I could go to Thurso and catch the train there - but it exceedingly adds to the length of the journey...

fret fret

And all that fretting is distracting me from the urgent need to arrange to meet all the people I'd like to meet and decide what to make in my woodwork nightclass which also starts next week.

fret fret

4 comments:

townmouse said...

I'm beginning to think that stress expands to fill the space available. So if you give up your stressful job and your stressful commute, other things flow in to fill the gap... I'm looking after the landlord's chickens at the moment. Oh, the responsibility!

The Speaking Goat said...

Very true - in fact quite profound. But the rural life is a different kind of stress - an altogether healthier kind of stress I like to think.
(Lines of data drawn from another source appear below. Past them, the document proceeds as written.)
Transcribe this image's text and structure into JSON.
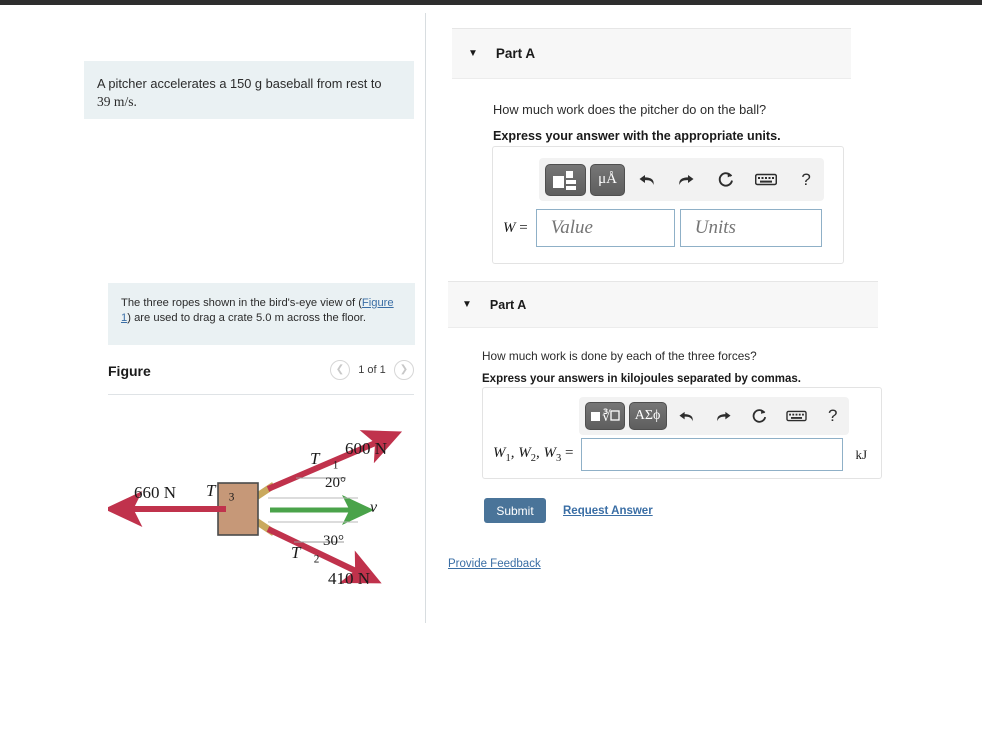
{
  "topbar": {
    "present": true,
    "color": "#2e2e2e"
  },
  "left": {
    "problem1": {
      "text_part1": "A pitcher accelerates a 150 g baseball from rest to ",
      "text_math": "39 m/s."
    },
    "problem2": {
      "text_part1": "The three ropes shown in the bird's-eye view of (",
      "link_label": "Figure 1",
      "text_part2": ") are used to drag a crate 5.0 m across the floor."
    },
    "figure": {
      "title": "Figure",
      "prev_icon": "chevron-left-icon",
      "next_icon": "chevron-right-icon",
      "counter": "1 of 1",
      "diagram": {
        "t1_label": "T⃗1",
        "t1_magnitude": "600 N",
        "t1_angle": "20°",
        "t2_label": "T⃗2",
        "t2_magnitude": "410 N",
        "t2_angle": "30°",
        "t3_label": "T⃗3",
        "t3_magnitude": "660 N",
        "velocity_label": "v⃗",
        "crate_color": "#c69878",
        "force_color": "#c0324c",
        "velocity_color": "#4aa34a",
        "rope_color": "#c9a95e"
      }
    }
  },
  "panels": [
    {
      "id": "panel-1",
      "caret_icon": "caret-down-icon",
      "title": "Part A",
      "question": "How much work does the pitcher do on the ball?",
      "instruction": "Express your answer with the appropriate units.",
      "toolbar": {
        "template_icon": "math-template-icon",
        "units_label": "μÅ",
        "undo_icon": "undo-arrow-icon",
        "redo_icon": "redo-arrow-icon",
        "reset_icon": "reset-circular-arrow-icon",
        "keyboard_icon": "keyboard-icon",
        "help_label": "?"
      },
      "answer": {
        "var_label": "W",
        "equals": "=",
        "value_placeholder": "Value",
        "value": "",
        "units_placeholder": "Units",
        "units": ""
      }
    },
    {
      "id": "panel-2",
      "caret_icon": "caret-down-icon",
      "title": "Part A",
      "question": "How much work is done by each of the three forces?",
      "instruction": "Express your answers in kilojoules separated by commas.",
      "toolbar": {
        "template_icon": "sqrt-template-icon",
        "greek_label": "ΑΣϕ",
        "undo_icon": "undo-arrow-icon",
        "redo_icon": "redo-arrow-icon",
        "reset_icon": "reset-circular-arrow-icon",
        "keyboard_icon": "keyboard-icon",
        "help_label": "?"
      },
      "answer": {
        "var_label_1": "W",
        "var_sub_1": "1",
        "var_label_2": "W",
        "var_sub_2": "2",
        "var_label_3": "W",
        "var_sub_3": "3",
        "equals": "=",
        "value": "",
        "placeholder": "",
        "unit_suffix": "kJ"
      },
      "actions": {
        "submit_label": "Submit",
        "request_answer_label": "Request Answer"
      }
    }
  ],
  "footer": {
    "provide_feedback_label": "Provide Feedback"
  }
}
Stressing about getting to work in Stirling is that other bad stress of course.

Anonymous said...

I can't believe there's much a choice there, really.
Yes, the Thurso route adds hours to your journey, but mostly in time spent sitting at railway stations or on trains, all of which can be used in preparation time, or for project contemplation & creative design work (like what to buid at woodwork classes - the best thing you'll make will have been scribbled, sketched & thoroughly planned out in advance).
The alternative of getting the car stuck in a 4ft snow drift half way down Loch Loyal would really screw your week.
Back to the woodwork dilemma. Ask to try out turning something on a laith, then make a doodly finial for the top of the newel post at the foot of the stair in the croft.

MTB

Word verification:
'inontle' = a no-brainer choice.

KitYule said...

Looking forward to seeing you in the Pub in Sunny Dunny - plenty Vitamin D down here.

Word Ver: arafe
Young man feigning posh diffidence to seduce impressionable young women.